Most parents have a booster seat and use it for every trip. Others may allow their child to ride without a booster seat for short trips, putting the child in danger and risking a $124 ticket.
Ask Joshua Smith, of Auburn the importance of a booster seat.
Last week, he had his 6 year-old daughter buckled properly in her booster seat, when to avoid an oncoming car he hit a light pole at a crosswalk in Renton. He said he was glad his daughter has always listened to him about the importance of seat belts and her booster seat. It most definitely made a difference in her outcome. She escaped with a laceration on her right kidney and bumps and some bruises on her face and she is already back in school.
“I can’t stress enough the importance of having young children in correctly fitted booster seats,” Smith said. “I don’t even want to think what could have happened if I hadn’t had her in one. It’s too scary to even think about.”
Between Sept. 16-22, hundreds of certified child passenger safety technicians are available at convenient local sites to provide car seat inspections to parents and caregivers. Throughout Washington, child passenger safety teams are participating in National Seat Check on Saturday.
Drivers with child passengers are encouraged to visit an inspection station to have a certified technician inspect their car seat and give hands-on advice free of charge. “Children are at risk every time they ride in the car.

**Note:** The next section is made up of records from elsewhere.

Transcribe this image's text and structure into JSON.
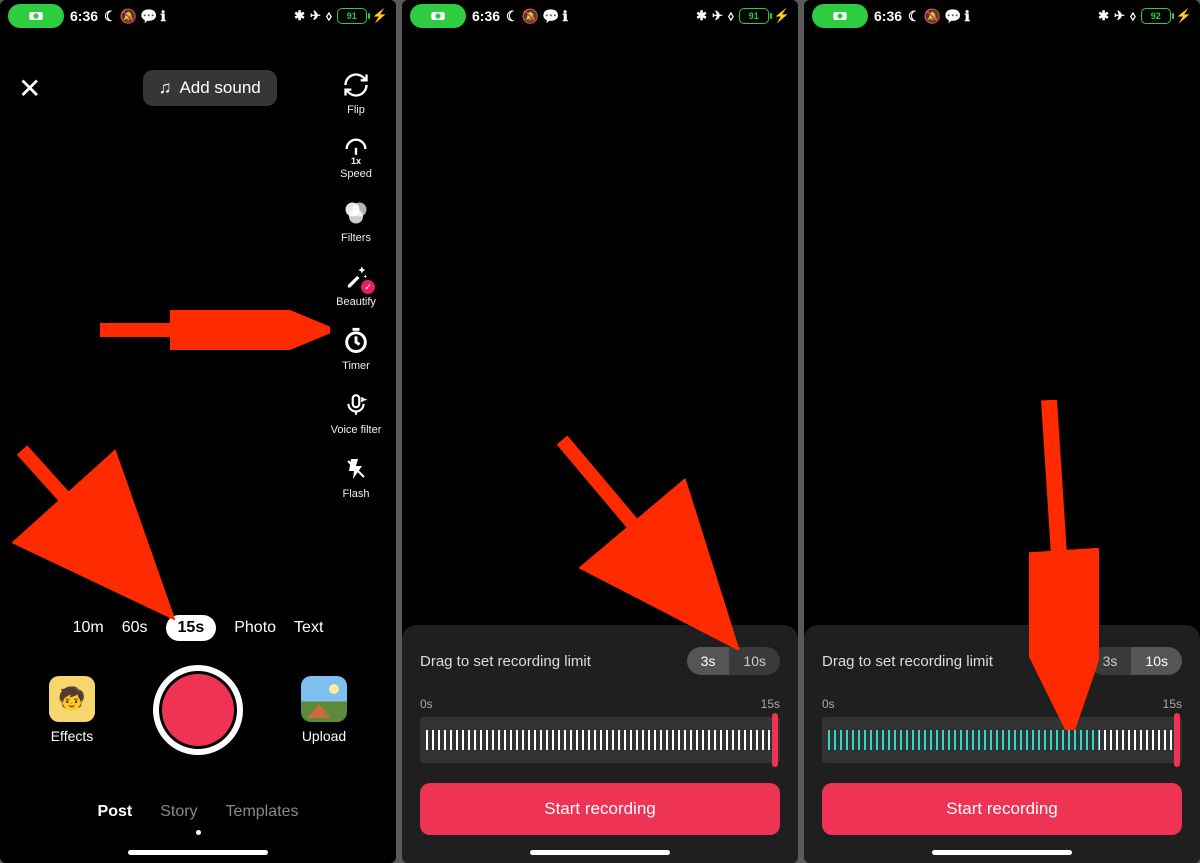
{
  "status": {
    "time": "6:36",
    "battery1": "91",
    "battery3": "92"
  },
  "screen1": {
    "add_sound": "Add sound",
    "tools": {
      "flip": "Flip",
      "speed": "Speed",
      "filters": "Filters",
      "beautify": "Beautify",
      "timer": "Timer",
      "voice_filter": "Voice filter",
      "flash": "Flash"
    },
    "durations": [
      "10m",
      "60s",
      "15s",
      "Photo",
      "Text"
    ],
    "effects": "Effects",
    "upload": "Upload",
    "tabs": {
      "post": "Post",
      "story": "Story",
      "templates": "Templates"
    }
  },
  "panel": {
    "title": "Drag to set recording limit",
    "opt3": "3s",
    "opt10": "10s",
    "start": "0s",
    "end": "15s",
    "button": "Start recording"
  },
  "screen3_teal_pct": 78
}
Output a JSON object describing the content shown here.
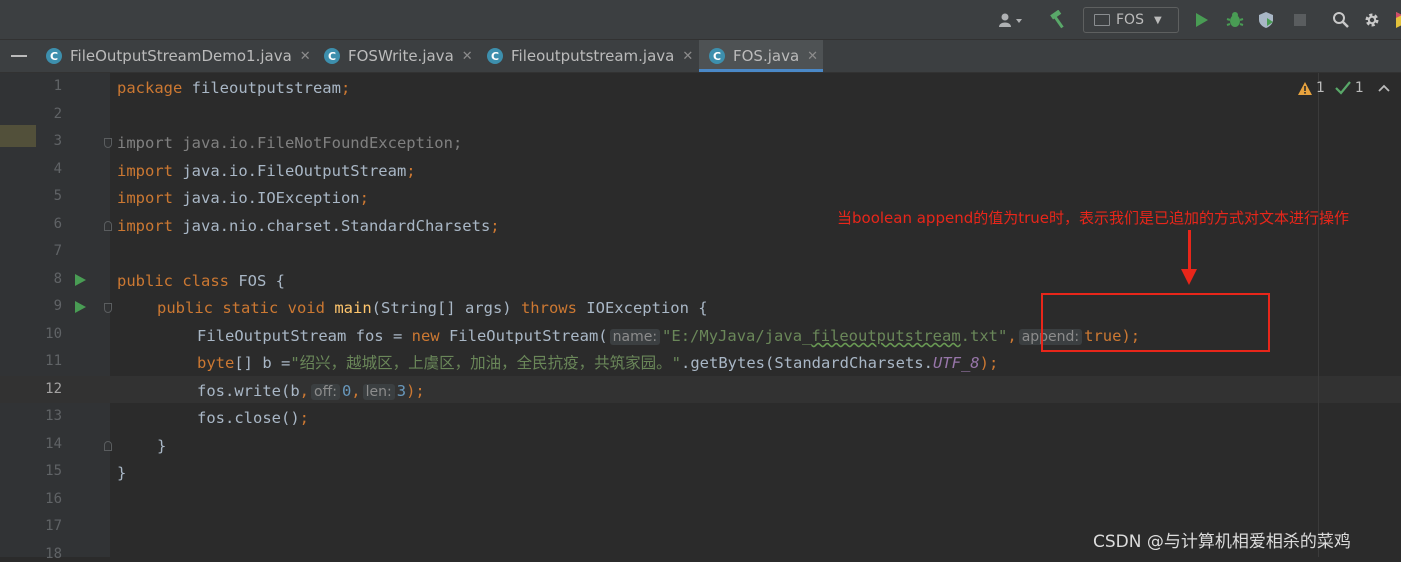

The start of a school year is especially chaotic, when parents are dropping off or picking up their kids” said Cesi Velez, child passenger safety Project Manager, “The best way to protect your child is to make sure they are riding in the right child restraint for their age and size.”
To find out what is scheduled in your area, visit www.safekids.org/in-your-area/events.
The annual Child Passenger Safety Week is sponsored by the U.S. Department of Transportation’s National Highway Traffic Safety Administration. The goal is to urge parents to learn about keeping their kids safe when riding in a car.